I think a lot about two times I didn’t “comment.” One is Terry Pratchett. I love Terry Pratchett. Ever since I picked up a copy of Mort in Heathrow airport at age 12, I told myself, every year, that I would write him a letter telling him how funny he was and how much I loved his work. I told myself that when an essay on Mort won me a scholarship to high school. I told myself that when an essay on Death in Discworld won me a scholarship to college, and then helped send me to professional school. I told myself I would write Terry Pratchett a letter every year for over ten years, and then he died and I never sent him a letter and I regret never sending him a letter.

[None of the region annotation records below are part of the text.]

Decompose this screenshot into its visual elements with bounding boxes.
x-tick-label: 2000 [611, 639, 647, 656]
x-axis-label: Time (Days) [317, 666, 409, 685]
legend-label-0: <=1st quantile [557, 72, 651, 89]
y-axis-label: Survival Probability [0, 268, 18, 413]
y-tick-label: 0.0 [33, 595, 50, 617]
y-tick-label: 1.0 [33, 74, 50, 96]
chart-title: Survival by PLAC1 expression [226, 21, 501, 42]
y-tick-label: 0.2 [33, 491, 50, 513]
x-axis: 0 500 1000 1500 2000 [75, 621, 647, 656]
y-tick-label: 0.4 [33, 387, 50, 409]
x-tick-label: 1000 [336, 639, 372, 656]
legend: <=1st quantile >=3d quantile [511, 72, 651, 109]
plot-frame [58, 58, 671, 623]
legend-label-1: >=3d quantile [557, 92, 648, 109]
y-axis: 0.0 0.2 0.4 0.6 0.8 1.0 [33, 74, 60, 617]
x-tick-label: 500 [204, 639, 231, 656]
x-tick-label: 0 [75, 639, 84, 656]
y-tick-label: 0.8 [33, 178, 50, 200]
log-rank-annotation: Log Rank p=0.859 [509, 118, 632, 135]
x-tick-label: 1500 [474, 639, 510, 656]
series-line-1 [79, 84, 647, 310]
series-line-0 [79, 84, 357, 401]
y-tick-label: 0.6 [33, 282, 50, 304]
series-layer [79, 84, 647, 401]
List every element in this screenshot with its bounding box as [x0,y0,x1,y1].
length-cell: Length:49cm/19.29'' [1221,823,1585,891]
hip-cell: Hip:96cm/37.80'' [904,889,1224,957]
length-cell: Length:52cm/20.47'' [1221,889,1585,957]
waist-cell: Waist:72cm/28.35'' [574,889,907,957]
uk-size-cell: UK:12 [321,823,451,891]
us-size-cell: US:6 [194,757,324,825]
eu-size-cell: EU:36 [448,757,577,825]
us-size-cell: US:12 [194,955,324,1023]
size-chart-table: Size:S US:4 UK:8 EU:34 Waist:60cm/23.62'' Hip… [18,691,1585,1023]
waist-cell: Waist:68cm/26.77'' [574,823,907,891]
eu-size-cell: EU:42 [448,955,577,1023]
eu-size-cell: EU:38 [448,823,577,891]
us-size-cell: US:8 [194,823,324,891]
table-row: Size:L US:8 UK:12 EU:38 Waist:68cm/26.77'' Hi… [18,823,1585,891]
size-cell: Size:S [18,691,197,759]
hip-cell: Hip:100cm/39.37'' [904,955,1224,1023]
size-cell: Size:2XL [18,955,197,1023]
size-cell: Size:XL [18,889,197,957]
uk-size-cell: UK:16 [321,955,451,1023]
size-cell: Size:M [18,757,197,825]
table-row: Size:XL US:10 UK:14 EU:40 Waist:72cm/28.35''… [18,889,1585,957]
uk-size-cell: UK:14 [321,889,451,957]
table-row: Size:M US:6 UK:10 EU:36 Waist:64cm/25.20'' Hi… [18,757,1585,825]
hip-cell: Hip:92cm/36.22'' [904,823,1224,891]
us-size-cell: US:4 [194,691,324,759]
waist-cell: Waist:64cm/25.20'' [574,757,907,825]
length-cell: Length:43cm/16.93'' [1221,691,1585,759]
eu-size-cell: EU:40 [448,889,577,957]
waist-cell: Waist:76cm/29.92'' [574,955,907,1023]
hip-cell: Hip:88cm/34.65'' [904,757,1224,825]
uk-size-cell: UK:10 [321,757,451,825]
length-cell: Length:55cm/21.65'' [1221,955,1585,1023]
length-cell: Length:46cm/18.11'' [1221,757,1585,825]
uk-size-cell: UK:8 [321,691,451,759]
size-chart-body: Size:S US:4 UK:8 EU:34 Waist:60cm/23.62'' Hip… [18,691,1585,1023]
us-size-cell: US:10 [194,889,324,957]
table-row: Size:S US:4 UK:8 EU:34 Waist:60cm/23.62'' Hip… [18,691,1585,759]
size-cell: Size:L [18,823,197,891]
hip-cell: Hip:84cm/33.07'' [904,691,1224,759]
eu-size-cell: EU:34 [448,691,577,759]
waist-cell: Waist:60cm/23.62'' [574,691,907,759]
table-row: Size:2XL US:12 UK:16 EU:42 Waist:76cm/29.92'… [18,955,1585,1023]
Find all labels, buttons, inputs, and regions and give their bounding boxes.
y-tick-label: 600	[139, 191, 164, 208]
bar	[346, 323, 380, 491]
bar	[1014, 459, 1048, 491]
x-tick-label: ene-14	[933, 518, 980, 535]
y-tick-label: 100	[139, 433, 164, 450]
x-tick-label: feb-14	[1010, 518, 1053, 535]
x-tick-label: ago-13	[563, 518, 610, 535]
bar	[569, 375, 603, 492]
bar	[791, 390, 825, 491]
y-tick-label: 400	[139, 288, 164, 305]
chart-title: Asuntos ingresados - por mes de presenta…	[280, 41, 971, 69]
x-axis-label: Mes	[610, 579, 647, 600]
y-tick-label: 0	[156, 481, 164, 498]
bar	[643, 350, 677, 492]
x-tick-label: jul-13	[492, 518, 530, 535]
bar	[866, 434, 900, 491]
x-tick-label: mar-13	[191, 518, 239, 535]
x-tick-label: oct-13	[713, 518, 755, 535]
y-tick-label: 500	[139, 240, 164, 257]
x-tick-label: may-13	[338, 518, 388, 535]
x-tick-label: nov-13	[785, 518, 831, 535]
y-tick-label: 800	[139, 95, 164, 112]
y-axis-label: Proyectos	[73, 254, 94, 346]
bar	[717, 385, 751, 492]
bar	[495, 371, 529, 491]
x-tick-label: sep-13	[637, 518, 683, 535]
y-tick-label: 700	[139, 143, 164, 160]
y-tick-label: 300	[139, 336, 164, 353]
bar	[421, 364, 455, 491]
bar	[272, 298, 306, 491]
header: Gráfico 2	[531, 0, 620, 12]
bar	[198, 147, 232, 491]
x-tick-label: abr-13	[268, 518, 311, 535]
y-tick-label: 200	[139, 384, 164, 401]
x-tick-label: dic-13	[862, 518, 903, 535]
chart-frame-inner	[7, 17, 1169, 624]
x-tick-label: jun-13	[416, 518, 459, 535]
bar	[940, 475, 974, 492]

I also think about shinigami.org. Shinigami.org was a Gundam Wing fansite way back in the early 00s, run by a fan named Kumiko. Kumiko was the first fanfic writer I ever idolized. I don’t remember the quality of her work or the characterization or the writing style or the pairings, but I remember the way her work made me feel. I loved this one Hitchcock AU in particular. I checked shinigami.org every single day during computer time in 8th grade, desperate to see if she had posted a sequel to that fic. Then Kumiko announced she was shutting the site down. Agonized, I then checked every single day to see if she would reverse her decision. She never did, but before she took the site down she posted a note saying she was thankful for all the people who had messaged her with kind words and praise. And then I felt embarrassed and bad, because it hadn’t occurred to me to tell Kumiko how much I idolized her (and I did) and how great I found her Hitchcock AU (and I really, really did).

These are not the only times I haven’t commented. They happen to be the only times I have felt BAD about not commenting. Why? Not because I was stiffing Kumiko or PTerry — I wasn’t. I paid for my copy of Mort and every subsequent Discworld book I bought, so I wasn’t denying Terry Pratchett anything he was lawfully owed. And Kumiko had made the choice to establish a Gundam Wing website for free and post stories on it for free and (unlike some of her contemporaries, say, PL Nunn, who charged for a lot of her work) was not asking fans to enter into some kind of contractual arrangement where they owed her currency for stories rendered. So I wasn’t backing out on a deal with either her or Terry Pratchett, and I didn’t feel bad for that reason. I felt bad because I missed a chance to express what Terry Pratchett’s work meant to me and what Kumiko’s work meant to me. I felt bad because their brought me intense happiness and I had the words in me to reflect on that happiness and just why it had such a pull on me and made me rethink the way I looked at the world. But I did not use those words, which was a missed chance for me to know more about me.

Don’t comment because comments are fandom currency. Comment when you feel like you have something to say. Don’t feel bad about not commenting because you “owe” a comment. You don’t owe comments. But if you have a feeling you can capture, something a work brings out of you, and you don’t take the time to sit with yourself for a few minutes and capture that feeling, then sometimes that can be a shame.

That’s how I feel about comments. And no, I don’t comment on everything. And honestly, you shouldn’t have to either. If you feel like it helps to create a welcoming fandom space, if it makes you more the person you want to be, then comment away, but even that, I think, should be more about how commenting helps you create something you value than how commenting is something you owe. I don’t think that, because I have written fic for free, I am thus owed the reactions of every single person who stumbles on that fic and happens to have a positive reaction. I do think, because I read fic for fun, that sometimes there’s added joy in taking the time to express myself to the original creator. Those are two very different approaches.

And, it goes without saying, appreciate every comment you get. Because no, people don’t owe them to you.